Há um par de semanas foi noticiado que os professores do Ensino Superior se queixam da imaturidade crescente dos jovens e, coisa inaudita, da interferência dos pais na vida académica dos filhos, com interpelações aos docentes e às instituições. Algo nunca visto! É preciso acautelar que nos referimos a tendências no seio de uma população estudantil muito heterogénea. Não são, porém, tendências surpreendentes para os educadores de infância e professores dos ensinos Básico e Secundário, que há várias décadas vêm observando, através da sua relação quotidiana com os encarregados de educação, as crianças e os alunos, alterações importantes na vida das comunidades e das famílias com que trabalham.
A brincadeira livre e o convívio na rua e na comunidade desapareceram das vivências das crianças e dos jovens, que têm hoje existências hiper-reguladas pelos adultos. Com isto foi-se perdendo a exposição ao risco, o confronto com as adversidades, a cultura de negociação com o outro, a capacidade de adaptação, a confiança para ultrapassar desafios, entre outros aspetos que são fundamentais numa educação dos mais novos, que os torne jovens adultos autónomos, confiantes e expeditos na resolução dos seus próprios problemas. Junta-se a esta mudança social a penetração maciça das tecnologias digitais na vida quotidiana. Não obstante os seus enormes benefícios, a verdade é que sem a adequada supervisão, tendem a promover o isolamento, a alienação e o sedentarismo, com todos os seus malefícios.

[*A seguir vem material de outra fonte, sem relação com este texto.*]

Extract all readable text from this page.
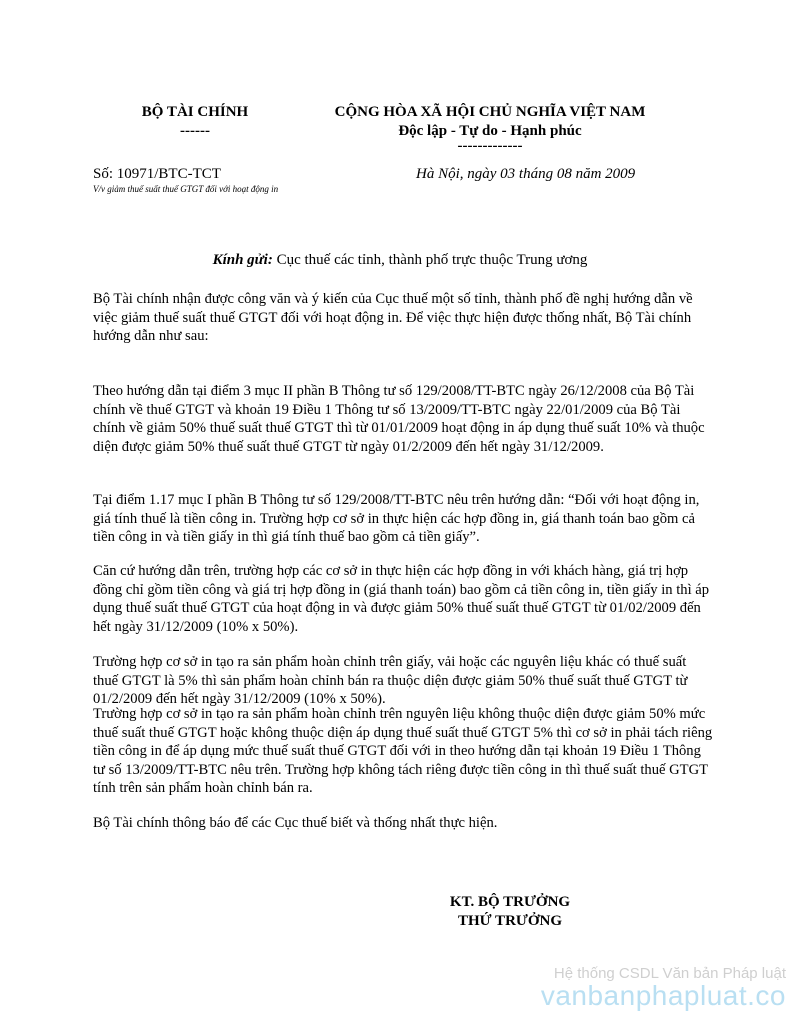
BỘ TÀI CHÍNH
------
CỘNG HÒA XÃ HỘI CHỦ NGHĨA VIỆT NAM
Độc lập - Tự do - Hạnh phúc
-------------
Số: 10971/BTC-TCT	Hà Nội, ngày 03 tháng 08 năm 2009
V/v giảm thuế suất thuế GTGT đối với hoạt động in
Kính gửi: Cục thuế các tỉnh, thành phố trực thuộc Trung ương
Bộ Tài chính nhận được công văn và ý kiến của Cục thuế một số tỉnh, thành phố đề nghị hướng dẫn về việc giảm thuế suất thuế GTGT đối với hoạt động in. Để việc thực hiện được thống nhất, Bộ Tài chính hướng dẫn như sau:
Theo hướng dẫn tại điểm 3 mục II phần B Thông tư số 129/2008/TT-BTC ngày 26/12/2008 của Bộ Tài chính về thuế GTGT và khoản 19 Điều 1 Thông tư số 13/2009/TT-BTC ngày 22/01/2009 của Bộ Tài chính về giảm 50% thuế suất thuế GTGT thì từ 01/01/2009 hoạt động in áp dụng thuế suất 10% và thuộc diện được giảm 50% thuế suất thuế GTGT từ ngày 01/2/2009 đến hết ngày 31/12/2009.
Tại điểm 1.17 mục I phần B Thông tư số 129/2008/TT-BTC nêu trên hướng dẫn: “Đối với hoạt động in, giá tính thuế là tiền công in. Trường hợp cơ sở in thực hiện các hợp đồng in, giá thanh toán bao gồm cả tiền công in và tiền giấy in thì giá tính thuế bao gồm cả tiền giấy”.
Căn cứ hướng dẫn trên, trường hợp các cơ sở in thực hiện các hợp đồng in với khách hàng, giá trị hợp đồng chỉ gồm tiền công và giá trị hợp đồng in (giá thanh toán) bao gồm cả tiền công in, tiền giấy in thì áp dụng thuế suất thuế GTGT của hoạt động in và được giảm 50% thuế suất thuế GTGT từ 01/02/2009 đến hết ngày 31/12/2009 (10% x 50%).
Trường hợp cơ sở in tạo ra sản phẩm hoàn chỉnh trên giấy, vải hoặc các nguyên liệu khác có thuế suất thuế GTGT là 5% thì sản phẩm hoàn chỉnh bán ra thuộc diện được giảm 50% thuế suất thuế GTGT từ 01/2/2009 đến hết ngày 31/12/2009 (10% x 50%).
Trường hợp cơ sở in tạo ra sản phẩm hoàn chỉnh trên nguyên liệu không thuộc diện được giảm 50% mức thuế suất thuế GTGT hoặc không thuộc diện áp dụng thuế suất thuế GTGT 5% thì cơ sở in phải tách riêng tiền công in để áp dụng mức thuế suất thuế GTGT đối với in theo hướng dẫn tại khoản 19 Điều 1 Thông tư số 13/2009/TT-BTC nêu trên. Trường hợp không tách riêng được tiền công in thì thuế suất thuế GTGT tính trên sản phẩm hoàn chỉnh bán ra.
Bộ Tài chính thông báo để các Cục thuế biết và thống nhất thực hiện.
KT. BỘ TRƯỞNG
THỨ TRƯỞNG
Hệ thống CSDL Văn bản Pháp luật
vanbanphapluat.co
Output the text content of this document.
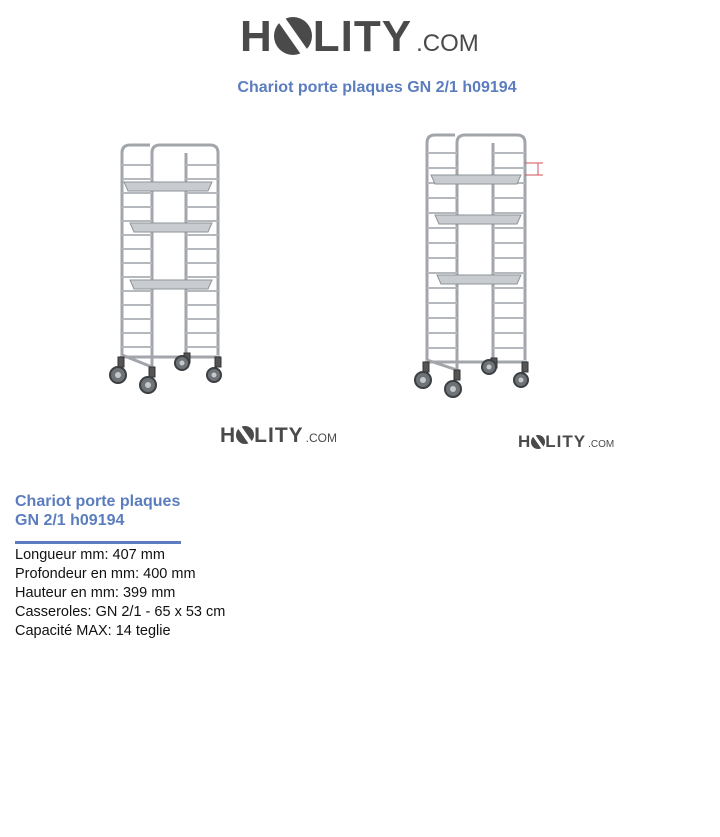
H LITY .COM
Chariot porte plaques GN 2/1 h09194
H LITY .COM	H LITY .COM
Chariot porte plaques
GN 2/1 h09194
Longueur mm: 407 mm
Profondeur en mm: 400 mm
Hauteur en mm: 399 mm
Casseroles: GN 2/1 - 65 x 53 cm
Capacité MAX: 14 teglie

Para este cenário têm contribuído - e os docentes sabem-no bem - as próprias famílias que, em vez de promoverem o distanciamento e abrirem espaços de autonomia, tendem cada vez mais a cercar os filhos numa cultura de hiper-regulação, que sufoca o desenvolvimento das crianças e dos jovens. A preocupação de tudo proporcionar, de tirar todos os obstáculos da frente, a insegurança e o medo de que algo aconteça, promovem, sobretudo nos novos pais escolarizados das classes médias, uma cultura de superproteção adulta que, a prazo, mais não fará do que criar jovens adultos imaturos, inseguros, dependentes e egoístas.
Estas tendências - que agora chegaram ao Ensino Superior - são mais preocupantes do que à primeira vista possa parecer, porque, ao fim e ao cabo, relacionam-se, muito para além do indivíduo, com a construção da nossa vida em comunidade, da nossa vida nas instituições, enfim, com a construção sociocultural do nosso modo de vida democrático. Vários académicos, de entre os quais se tem destacado a voz do professor Carlos Neto, têm alertado para a urgência de inverter este caminho.
As soluções são naturalmente complexas. Mas, mais uma vez, da mesma maneira que foram os primeiros a verificar estas mudanças no terreno e as suas consequências, os educadores e professores podem dar um importante contributo para intervertê-las, através das parcerias escola-família-comunidade. Ao fazê-lo estarão também a criar as condições políticas para uma discussão urgente: a de uma nova visão de conciliação entre a família e o trabalho, que crie as bases para uma nova cultura de transição entre a escola, a família e a comunidade.